For sale sign, courtesy of ShutterstockA hacker is selling a $700 zero-day exploit for Yahoo Mail that lets an attacker leverage a cross-site scripting (XSS) vulnerability to steal cookies and hijack accounts.

The hacker, who goes by the handle TheHell, created a video to market the exploit on Darkode, an exclusive underground cybercrime market.

In the video, which security blogger Brian Krebs reproduced and posted to YouTube, TheHell demonstrates how to access a victim’s account.

First, an attacker would need to lure a victim into clicking on a maliciously crafted link.

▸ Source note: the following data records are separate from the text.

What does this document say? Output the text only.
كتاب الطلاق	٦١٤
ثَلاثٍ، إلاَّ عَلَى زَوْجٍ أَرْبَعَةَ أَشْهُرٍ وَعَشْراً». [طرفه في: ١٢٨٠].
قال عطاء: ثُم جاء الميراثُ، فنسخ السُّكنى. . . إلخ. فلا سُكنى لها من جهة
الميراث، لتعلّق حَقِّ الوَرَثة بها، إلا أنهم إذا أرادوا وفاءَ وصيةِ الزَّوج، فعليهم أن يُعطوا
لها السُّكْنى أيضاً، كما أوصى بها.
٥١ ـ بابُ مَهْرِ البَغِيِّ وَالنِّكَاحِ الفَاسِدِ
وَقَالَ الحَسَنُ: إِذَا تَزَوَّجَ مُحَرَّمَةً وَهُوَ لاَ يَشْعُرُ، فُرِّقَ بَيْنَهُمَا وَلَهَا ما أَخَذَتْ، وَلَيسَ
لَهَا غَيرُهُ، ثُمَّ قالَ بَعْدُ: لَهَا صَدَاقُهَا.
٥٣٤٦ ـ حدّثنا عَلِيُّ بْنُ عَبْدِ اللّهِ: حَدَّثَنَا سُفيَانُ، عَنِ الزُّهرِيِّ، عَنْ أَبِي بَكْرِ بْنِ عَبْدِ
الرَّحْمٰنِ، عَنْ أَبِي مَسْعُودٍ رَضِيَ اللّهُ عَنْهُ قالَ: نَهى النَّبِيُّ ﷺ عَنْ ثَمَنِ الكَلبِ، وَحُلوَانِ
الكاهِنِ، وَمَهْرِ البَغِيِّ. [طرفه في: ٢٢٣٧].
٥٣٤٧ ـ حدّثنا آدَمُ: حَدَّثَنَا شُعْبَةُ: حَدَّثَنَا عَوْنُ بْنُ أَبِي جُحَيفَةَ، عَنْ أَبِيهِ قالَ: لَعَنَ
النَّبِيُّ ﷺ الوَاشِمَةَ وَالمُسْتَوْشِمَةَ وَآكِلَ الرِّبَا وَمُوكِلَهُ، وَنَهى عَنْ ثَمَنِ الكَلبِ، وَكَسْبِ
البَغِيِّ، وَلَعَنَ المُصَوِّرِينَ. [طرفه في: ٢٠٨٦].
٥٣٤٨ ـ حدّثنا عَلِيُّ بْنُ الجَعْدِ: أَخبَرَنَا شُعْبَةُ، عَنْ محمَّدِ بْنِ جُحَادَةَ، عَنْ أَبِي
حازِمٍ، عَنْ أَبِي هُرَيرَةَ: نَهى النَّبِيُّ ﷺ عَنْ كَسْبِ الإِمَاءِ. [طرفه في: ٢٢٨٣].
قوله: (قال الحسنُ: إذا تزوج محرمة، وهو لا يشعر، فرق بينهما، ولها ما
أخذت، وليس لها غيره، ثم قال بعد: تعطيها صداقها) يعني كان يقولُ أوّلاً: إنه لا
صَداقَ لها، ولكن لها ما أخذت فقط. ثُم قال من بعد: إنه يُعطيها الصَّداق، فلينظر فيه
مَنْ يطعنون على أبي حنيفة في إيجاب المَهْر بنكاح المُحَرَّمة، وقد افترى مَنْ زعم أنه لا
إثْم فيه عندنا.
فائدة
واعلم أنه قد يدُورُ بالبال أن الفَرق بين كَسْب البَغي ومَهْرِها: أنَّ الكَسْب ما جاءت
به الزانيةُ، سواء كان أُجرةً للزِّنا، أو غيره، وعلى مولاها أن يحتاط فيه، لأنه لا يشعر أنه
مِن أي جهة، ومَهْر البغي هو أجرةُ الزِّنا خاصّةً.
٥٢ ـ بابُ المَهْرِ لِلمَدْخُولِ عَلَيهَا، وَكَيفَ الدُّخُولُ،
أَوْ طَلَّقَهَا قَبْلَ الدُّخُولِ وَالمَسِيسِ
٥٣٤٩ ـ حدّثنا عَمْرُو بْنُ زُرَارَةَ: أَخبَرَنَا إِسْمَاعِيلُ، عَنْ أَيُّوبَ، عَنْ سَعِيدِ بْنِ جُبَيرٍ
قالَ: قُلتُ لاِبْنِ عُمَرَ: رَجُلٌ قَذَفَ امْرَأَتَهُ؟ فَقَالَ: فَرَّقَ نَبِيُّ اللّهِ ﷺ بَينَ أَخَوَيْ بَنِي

According to the video, once a victim opens that link, a logger records his cookies. The victim is redirected back to the Yahoo email page. The attacker can then redirect the victim’s browsing session at will.

The cookies logger replaces the cookies it stole, the video claims, and allows the attacker to log in to the hijacked Yahoo email account.

The hacker’s sales pitch promises that the exploit works on all browsers, doesn’t require an attacker to bypass IE or Chrome XSS filters, and is a bargain for the price:

"I'm selling Yahoo stored xss that steal Yahoo emails cookies and works on ALL browsers. And you don’t need to bypass IE or Chrome xss filter as it do that itself because it’s stored xss. Prices around for such exploit is $1,100 – $1,500, while I offer it here for $700. Will sell only to trusted people cuz I don't want it to be patched soon!"

Krebs has alerted Yahoo, which told him that it was responding to the vulnerability.

Fixing the security hole will be simple, Yahoo said, but finding it is another matter entirely.

Unfortunately, the video gave precious few hints to help Yahoo figure out the yahoo.com URL that triggers the exploit, Yahoo Director of Security Ramses Martinez told Krebs:

"Fixing it is easy, most XSS are corrected by simple code change. ... Once we figure out the offending URL we can have new code deployed in a few hours at most."

Hopefully, by the time you read this, the flaw will have been fixed.

XSS flaws are widespread, showing up in the Open Web Application Security Project’s (OWASP’s) list of Top 10 Application Security Risks.

YahooXssed.com, a site that posts reported XSS attacks, has many other examples of XSS flaws that have been found in Yahoo pages.

As OWASP explains, XSS flaws happen when an application takes untrusted data and sends it to a browser without properly validating or encoding it. The flaws enable attackers to execute scripts in victim’s browsers, which then hijack user sessions, deface web sites, or redirect a user to malicious sites.

OWASP offers this cheat sheet on how to prevent XSS flaws, as well as other resources on how to review code and test for XSS flaws.

On the user end, as Krebs notes, this is yet another good reminder to tread carefully when it comes to clicking on links in emails we’re not expecting or from users we don’t know.